After weeks of careful dives, archaeologists from the Center for Historic Shipwreck Preservation matched hull timbers, cannons, and cargo remnants to records from 1721, when the 700‑ton warship left Goa for Lisbon packed with gold, silver, fine textiles, and religious relics—and carrying the outgoing viceroy, the archbishop of Goa, and some 200 enslaved Mozambicans.

Historic documents and underwater artifacts converge to confirm the warship’s true identity and extraordinary final voyage

Researchers Brandon Clifford and Mark Agostini pieced together logbooks, Portuguese naval archives, and fresh sonar images to rule out other wrecks in the area. Their verdict: the battered hull lying 50 feet down is indeed the Nossa Senhora do Cabo. Consequently, a chapter of colonial maritime trade is being rewritten.

What tipped the scales? An ivory plaque etched “INRI,” a partial ship’s bell stamped with 1720, and gun carriages sized for cannons jettisoned during a storm just days before the pirate attack. Who could argue with evidence that precise?

Pirate raid during the golden age of piracy left a legacy of lost riches and unanswered human stories

On April 8, 1721, infamous corsairs Olivier Levasseur and John Taylor cornered the storm‑weary vessel off Réunion Island, then forced it 400 miles west to their hide‑out—“one of the baddest pirate lairs on Earth,” contemporary accounts sneer. The crew, short on cannon power, surrendered; the raiders stripped most valuables before scuttling the ship to hide their tracks.

Yet questions linger: what became of the enslaved people and the high‑ranking clergy taken hostage?
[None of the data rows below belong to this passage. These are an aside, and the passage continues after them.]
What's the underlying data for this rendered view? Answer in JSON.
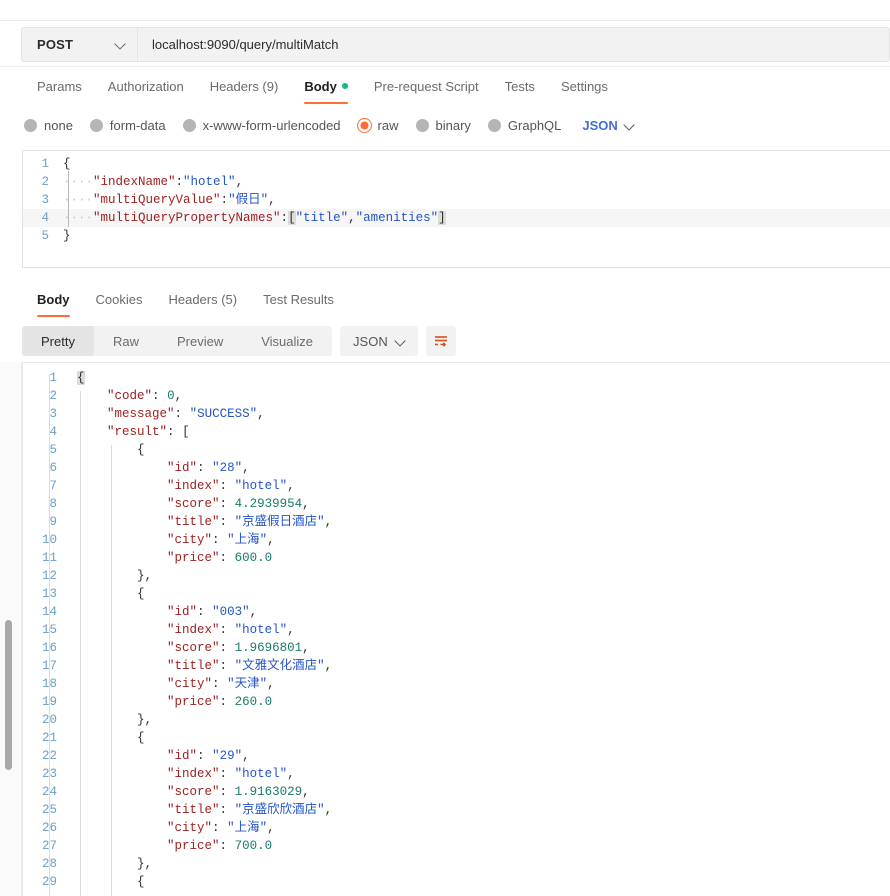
{
  "request": {
    "method": "POST",
    "url": "localhost:9090/query/multiMatch",
    "tabs": [
      {
        "label": "Params",
        "active": false,
        "dot": false
      },
      {
        "label": "Authorization",
        "active": false,
        "dot": false
      },
      {
        "label": "Headers (9)",
        "active": false,
        "dot": false
      },
      {
        "label": "Body",
        "active": true,
        "dot": true
      },
      {
        "label": "Pre-request Script",
        "active": false,
        "dot": false
      },
      {
        "label": "Tests",
        "active": false,
        "dot": false
      },
      {
        "label": "Settings",
        "active": false,
        "dot": false
      }
    ],
    "body_types": [
      {
        "label": "none",
        "selected": false
      },
      {
        "label": "form-data",
        "selected": false
      },
      {
        "label": "x-www-form-urlencoded",
        "selected": false
      },
      {
        "label": "raw",
        "selected": true
      },
      {
        "label": "binary",
        "selected": false
      },
      {
        "label": "GraphQL",
        "selected": false
      }
    ],
    "format_selected": "JSON",
    "body_lines": [
      {
        "n": "1",
        "text": "{"
      },
      {
        "n": "2",
        "text": "    \"indexName\":\"hotel\","
      },
      {
        "n": "3",
        "text": "    \"multiQueryValue\":\"假日\","
      },
      {
        "n": "4",
        "text": "    \"multiQueryPropertyNames\":[\"title\",\"amenities\"]"
      },
      {
        "n": "5",
        "text": "}"
      }
    ]
  },
  "response": {
    "tabs": [
      {
        "label": "Body",
        "active": true
      },
      {
        "label": "Cookies",
        "active": false
      },
      {
        "label": "Headers (5)",
        "active": false
      },
      {
        "label": "Test Results",
        "active": false
      }
    ],
    "view_modes": [
      {
        "label": "Pretty",
        "active": true
      },
      {
        "label": "Raw",
        "active": false
      },
      {
        "label": "Preview",
        "active": false
      },
      {
        "label": "Visualize",
        "active": false
      }
    ],
    "format_selected": "JSON",
    "wrap_icon": "word-wrap-icon",
    "body_lines": [
      {
        "n": "1",
        "text": "{"
      },
      {
        "n": "2",
        "text": "    \"code\": 0,"
      },
      {
        "n": "3",
        "text": "    \"message\": \"SUCCESS\","
      },
      {
        "n": "4",
        "text": "    \"result\": ["
      },
      {
        "n": "5",
        "text": "        {"
      },
      {
        "n": "6",
        "text": "            \"id\": \"28\","
      },
      {
        "n": "7",
        "text": "            \"index\": \"hotel\","
      },
      {
        "n": "8",
        "text": "            \"score\": 4.2939954,"
      },
      {
        "n": "9",
        "text": "            \"title\": \"京盛假日酒店\","
      },
      {
        "n": "10",
        "text": "            \"city\": \"上海\","
      },
      {
        "n": "11",
        "text": "            \"price\": 600.0"
      },
      {
        "n": "12",
        "text": "        },"
      },
      {
        "n": "13",
        "text": "        {"
      },
      {
        "n": "14",
        "text": "            \"id\": \"003\","
      },
      {
        "n": "15",
        "text": "            \"index\": \"hotel\","
      },
      {
        "n": "16",
        "text": "            \"score\": 1.9696801,"
      },
      {
        "n": "17",
        "text": "            \"title\": \"文雅文化酒店\","
      },
      {
        "n": "18",
        "text": "            \"city\": \"天津\","
      },
      {
        "n": "19",
        "text": "            \"price\": 260.0"
      },
      {
        "n": "20",
        "text": "        },"
      },
      {
        "n": "21",
        "text": "        {"
      },
      {
        "n": "22",
        "text": "            \"id\": \"29\","
      },
      {
        "n": "23",
        "text": "            \"index\": \"hotel\","
      },
      {
        "n": "24",
        "text": "            \"score\": 1.9163029,"
      },
      {
        "n": "25",
        "text": "            \"title\": \"京盛欣欣酒店\","
      },
      {
        "n": "26",
        "text": "            \"city\": \"上海\","
      },
      {
        "n": "27",
        "text": "            \"price\": 700.0"
      },
      {
        "n": "28",
        "text": "        },"
      },
      {
        "n": "29",
        "text": "        {"
      }
    ]
  },
  "colors": {
    "accent": "#ff6c37",
    "key": "#a02020",
    "string": "#2554c7",
    "number": "#1a7a6b",
    "linenum": "#6d9fc4",
    "status_dot": "#10b981",
    "format_blue": "#3f6fd6"
  }
}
Only the viceroy’s $2,000 ransom appears in records, leaving historians hunting for more clues.

Key artifacts already logged by the dive team include:

  • Gold cruzado coins bearing Arabic inscriptions
  • Porcelain shards traced to Qing‑dynasty kilns
  • Silver chalices and reliquaries
  • Hand‑forged shackles, grim reminders of forced labor

These finds, now under conservation, promise insights into 18th‑century trade, faith, and exploitation.

More than 3,300 recovered pieces shed light on colonial wealth flows while four nearby wrecks await exploration

In fact, scientists suspect the sandy lagoon holds at least four additional pirate prizes, each a potential time capsule of global commerce and conflict. First, however, the team must stabilize fragile timbers already softening after three centuries under silt.

YearMilestone on the Nossa Senhora do Cabo timeline
1721 (early)Departs Goa for Lisbon laden with treasure
April 8, 1721Pirates seize ship off Réunion Island
Mid‑April 1721Vessel scuttled near Île Sainte‑Marie (Nosy Boraha)
2025Wreck positively identified after multi‑year survey

Don’t grab a metal detector just yet. Madagascar’s heritage laws protect the site, and any further excavation will be strictly scientific. Nevertheless, the story reignites public fascination with the golden age of piracy—and reminds us that the sea still guards secrets waiting to surface.